DO NOT produce compact format if: - The PR adds new interfaces, types, or CLI flags - The PR changes behavioral logic (not just mechanical/formatting) - The PR touches >3 files - You are unsure — when in doubt, use the full format

====================================================================== QUALITY BAR ======================================================================

This plan must: - Survive expert review (behavioral contracts are sound) - Survive systems-level scrutiny (architecture is correct) - Eliminate dead code (all code exercisable immediately) - Reduce implementation bugs (TDD, explicit verifications) - Stay strictly within source document scope (deviations justified) - Pass golangci-lint with zero new issues - Enable automated execution (complete code, exact commands) - Map every contract to a task (traceability)

====================================================================== LINTING REQUIREMENTS ======================================================================

This project uses golangci-lint for static analysis. Version is pinned in CI (see .github/workflows/ci.yml).

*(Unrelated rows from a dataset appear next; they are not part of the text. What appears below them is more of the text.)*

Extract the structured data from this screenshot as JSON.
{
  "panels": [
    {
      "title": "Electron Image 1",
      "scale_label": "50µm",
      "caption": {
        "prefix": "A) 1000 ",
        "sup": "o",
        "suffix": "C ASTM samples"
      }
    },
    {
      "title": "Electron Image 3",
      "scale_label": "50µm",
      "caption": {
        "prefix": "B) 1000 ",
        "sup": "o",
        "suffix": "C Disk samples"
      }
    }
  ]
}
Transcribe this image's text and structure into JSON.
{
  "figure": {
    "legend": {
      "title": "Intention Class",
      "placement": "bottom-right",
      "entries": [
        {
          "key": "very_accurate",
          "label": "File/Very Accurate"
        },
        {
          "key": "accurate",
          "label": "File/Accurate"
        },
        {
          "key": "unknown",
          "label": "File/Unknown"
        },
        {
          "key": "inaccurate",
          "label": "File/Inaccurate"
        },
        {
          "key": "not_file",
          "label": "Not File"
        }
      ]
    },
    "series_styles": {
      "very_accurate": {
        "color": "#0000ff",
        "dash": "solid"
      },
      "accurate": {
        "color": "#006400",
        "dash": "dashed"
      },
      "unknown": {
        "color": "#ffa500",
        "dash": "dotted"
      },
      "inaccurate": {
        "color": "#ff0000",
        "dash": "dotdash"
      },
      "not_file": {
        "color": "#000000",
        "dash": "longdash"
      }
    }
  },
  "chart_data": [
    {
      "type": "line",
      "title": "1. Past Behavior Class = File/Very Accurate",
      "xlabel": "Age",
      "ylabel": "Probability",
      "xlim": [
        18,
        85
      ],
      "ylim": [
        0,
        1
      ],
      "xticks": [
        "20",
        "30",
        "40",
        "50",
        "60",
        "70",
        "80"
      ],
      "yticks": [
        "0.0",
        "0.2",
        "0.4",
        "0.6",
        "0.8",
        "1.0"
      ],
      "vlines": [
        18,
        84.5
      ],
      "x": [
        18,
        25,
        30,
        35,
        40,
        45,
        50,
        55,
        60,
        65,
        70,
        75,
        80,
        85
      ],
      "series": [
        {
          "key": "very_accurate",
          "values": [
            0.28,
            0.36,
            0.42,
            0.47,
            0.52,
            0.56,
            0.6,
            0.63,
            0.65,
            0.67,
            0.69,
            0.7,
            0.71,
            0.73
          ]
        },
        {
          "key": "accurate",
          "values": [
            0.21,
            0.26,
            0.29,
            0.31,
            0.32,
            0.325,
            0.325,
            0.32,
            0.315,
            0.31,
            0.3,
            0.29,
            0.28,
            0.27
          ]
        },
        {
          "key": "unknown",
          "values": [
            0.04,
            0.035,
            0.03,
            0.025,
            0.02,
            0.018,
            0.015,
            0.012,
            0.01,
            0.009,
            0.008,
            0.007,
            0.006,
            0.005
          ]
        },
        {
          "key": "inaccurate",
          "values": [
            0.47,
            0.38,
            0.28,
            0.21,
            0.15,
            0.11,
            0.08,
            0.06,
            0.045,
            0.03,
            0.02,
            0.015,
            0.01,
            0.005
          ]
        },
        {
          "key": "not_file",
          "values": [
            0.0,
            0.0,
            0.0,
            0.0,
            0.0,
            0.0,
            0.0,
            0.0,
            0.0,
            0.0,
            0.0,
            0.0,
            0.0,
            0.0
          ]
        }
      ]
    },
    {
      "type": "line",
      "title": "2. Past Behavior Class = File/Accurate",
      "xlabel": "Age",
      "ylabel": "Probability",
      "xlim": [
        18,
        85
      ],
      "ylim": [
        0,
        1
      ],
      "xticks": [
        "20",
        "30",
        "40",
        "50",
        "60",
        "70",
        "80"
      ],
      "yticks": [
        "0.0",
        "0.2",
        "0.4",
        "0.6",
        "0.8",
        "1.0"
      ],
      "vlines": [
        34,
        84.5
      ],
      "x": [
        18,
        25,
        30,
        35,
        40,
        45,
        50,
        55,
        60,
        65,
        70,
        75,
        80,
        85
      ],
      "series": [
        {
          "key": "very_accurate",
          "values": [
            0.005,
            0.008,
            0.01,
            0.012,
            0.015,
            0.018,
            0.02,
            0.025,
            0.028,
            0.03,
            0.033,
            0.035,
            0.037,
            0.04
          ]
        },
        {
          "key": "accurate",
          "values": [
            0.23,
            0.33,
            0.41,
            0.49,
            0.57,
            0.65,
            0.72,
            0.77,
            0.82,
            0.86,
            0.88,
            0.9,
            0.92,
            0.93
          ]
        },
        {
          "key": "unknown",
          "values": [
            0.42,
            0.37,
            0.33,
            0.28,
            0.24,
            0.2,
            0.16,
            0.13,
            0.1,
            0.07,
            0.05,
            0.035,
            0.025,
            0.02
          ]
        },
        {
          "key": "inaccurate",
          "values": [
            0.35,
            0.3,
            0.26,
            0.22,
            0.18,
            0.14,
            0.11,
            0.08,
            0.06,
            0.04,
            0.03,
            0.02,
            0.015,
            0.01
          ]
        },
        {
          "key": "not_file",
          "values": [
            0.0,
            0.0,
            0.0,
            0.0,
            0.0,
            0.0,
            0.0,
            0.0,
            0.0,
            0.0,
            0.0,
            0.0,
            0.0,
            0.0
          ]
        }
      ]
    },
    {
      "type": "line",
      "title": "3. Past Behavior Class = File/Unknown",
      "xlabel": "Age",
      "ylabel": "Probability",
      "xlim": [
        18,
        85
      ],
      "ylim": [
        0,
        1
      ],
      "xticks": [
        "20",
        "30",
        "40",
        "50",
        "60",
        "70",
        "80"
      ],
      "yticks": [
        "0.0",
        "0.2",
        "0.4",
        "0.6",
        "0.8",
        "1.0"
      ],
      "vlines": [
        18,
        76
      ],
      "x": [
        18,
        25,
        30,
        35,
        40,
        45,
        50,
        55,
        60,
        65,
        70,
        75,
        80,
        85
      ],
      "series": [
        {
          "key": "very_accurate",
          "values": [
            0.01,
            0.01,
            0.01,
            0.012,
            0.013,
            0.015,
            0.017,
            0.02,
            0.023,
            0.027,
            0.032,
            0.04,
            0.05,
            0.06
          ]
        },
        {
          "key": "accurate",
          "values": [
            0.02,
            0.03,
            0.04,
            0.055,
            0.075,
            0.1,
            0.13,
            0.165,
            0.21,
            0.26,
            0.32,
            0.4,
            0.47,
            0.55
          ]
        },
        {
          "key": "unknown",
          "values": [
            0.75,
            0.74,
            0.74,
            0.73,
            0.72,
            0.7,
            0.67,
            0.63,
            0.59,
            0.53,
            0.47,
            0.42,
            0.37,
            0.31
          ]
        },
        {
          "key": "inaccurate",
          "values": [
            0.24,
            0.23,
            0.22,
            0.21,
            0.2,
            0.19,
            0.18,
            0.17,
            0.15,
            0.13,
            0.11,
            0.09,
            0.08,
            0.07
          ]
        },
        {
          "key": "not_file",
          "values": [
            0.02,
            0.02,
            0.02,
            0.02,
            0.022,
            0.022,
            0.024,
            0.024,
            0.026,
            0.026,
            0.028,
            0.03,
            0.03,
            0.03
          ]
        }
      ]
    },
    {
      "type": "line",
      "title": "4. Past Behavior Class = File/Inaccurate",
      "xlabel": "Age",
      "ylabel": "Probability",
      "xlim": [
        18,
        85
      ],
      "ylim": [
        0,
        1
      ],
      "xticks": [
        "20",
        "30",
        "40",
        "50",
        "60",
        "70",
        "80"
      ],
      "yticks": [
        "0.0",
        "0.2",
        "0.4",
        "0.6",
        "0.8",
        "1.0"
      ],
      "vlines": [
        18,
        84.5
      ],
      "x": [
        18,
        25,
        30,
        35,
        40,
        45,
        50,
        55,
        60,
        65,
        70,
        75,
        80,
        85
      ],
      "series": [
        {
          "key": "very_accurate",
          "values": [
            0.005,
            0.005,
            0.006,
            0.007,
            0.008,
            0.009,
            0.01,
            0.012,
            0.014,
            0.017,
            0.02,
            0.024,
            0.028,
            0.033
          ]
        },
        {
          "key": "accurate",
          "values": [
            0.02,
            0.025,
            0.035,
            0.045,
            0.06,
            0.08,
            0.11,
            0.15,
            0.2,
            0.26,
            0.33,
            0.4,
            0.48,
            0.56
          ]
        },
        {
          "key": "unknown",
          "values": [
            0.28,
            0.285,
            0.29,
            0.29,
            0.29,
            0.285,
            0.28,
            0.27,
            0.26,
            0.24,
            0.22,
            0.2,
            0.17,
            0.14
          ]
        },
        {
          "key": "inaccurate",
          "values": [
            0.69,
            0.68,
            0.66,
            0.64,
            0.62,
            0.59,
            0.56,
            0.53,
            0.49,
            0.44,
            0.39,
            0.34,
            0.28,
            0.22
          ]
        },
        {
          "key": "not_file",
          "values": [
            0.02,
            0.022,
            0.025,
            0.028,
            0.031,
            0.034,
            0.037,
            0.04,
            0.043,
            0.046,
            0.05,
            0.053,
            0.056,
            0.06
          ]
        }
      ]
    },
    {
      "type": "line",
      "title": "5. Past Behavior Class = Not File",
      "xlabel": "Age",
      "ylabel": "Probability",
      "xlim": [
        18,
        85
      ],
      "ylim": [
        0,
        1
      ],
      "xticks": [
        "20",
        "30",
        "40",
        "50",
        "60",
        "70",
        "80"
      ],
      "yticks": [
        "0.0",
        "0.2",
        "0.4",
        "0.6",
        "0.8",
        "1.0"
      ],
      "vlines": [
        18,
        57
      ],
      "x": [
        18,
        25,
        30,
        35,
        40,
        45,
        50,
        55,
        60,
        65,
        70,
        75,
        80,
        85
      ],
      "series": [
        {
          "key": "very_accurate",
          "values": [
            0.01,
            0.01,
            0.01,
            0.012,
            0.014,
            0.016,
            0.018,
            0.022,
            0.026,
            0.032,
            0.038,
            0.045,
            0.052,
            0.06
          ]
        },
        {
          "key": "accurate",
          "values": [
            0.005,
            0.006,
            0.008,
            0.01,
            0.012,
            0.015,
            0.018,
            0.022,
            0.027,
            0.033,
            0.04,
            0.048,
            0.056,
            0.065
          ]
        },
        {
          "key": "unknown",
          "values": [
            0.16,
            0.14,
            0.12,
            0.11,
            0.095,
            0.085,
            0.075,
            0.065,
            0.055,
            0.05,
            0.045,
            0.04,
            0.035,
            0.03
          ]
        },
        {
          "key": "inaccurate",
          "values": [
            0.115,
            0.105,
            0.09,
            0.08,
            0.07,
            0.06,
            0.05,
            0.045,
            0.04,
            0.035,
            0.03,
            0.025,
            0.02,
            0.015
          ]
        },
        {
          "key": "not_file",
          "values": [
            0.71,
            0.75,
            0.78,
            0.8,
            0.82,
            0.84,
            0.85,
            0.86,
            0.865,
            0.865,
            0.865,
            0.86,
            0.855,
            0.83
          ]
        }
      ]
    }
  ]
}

Local verification (run before submitting PR):

golangci-lint run ./...

Rules: 1. All NEW code must pass lint with zero issues. 2. Do not fix pre-existing lint issues in unrelated code (scope creep). 3. If a lint rule seems wrong, document why and discuss before disabling.

======================================================================

Think carefully. Inspect deeply. Design defensively. Break into executable tasks. Verify every step. Direct the reviewer's attention wisely.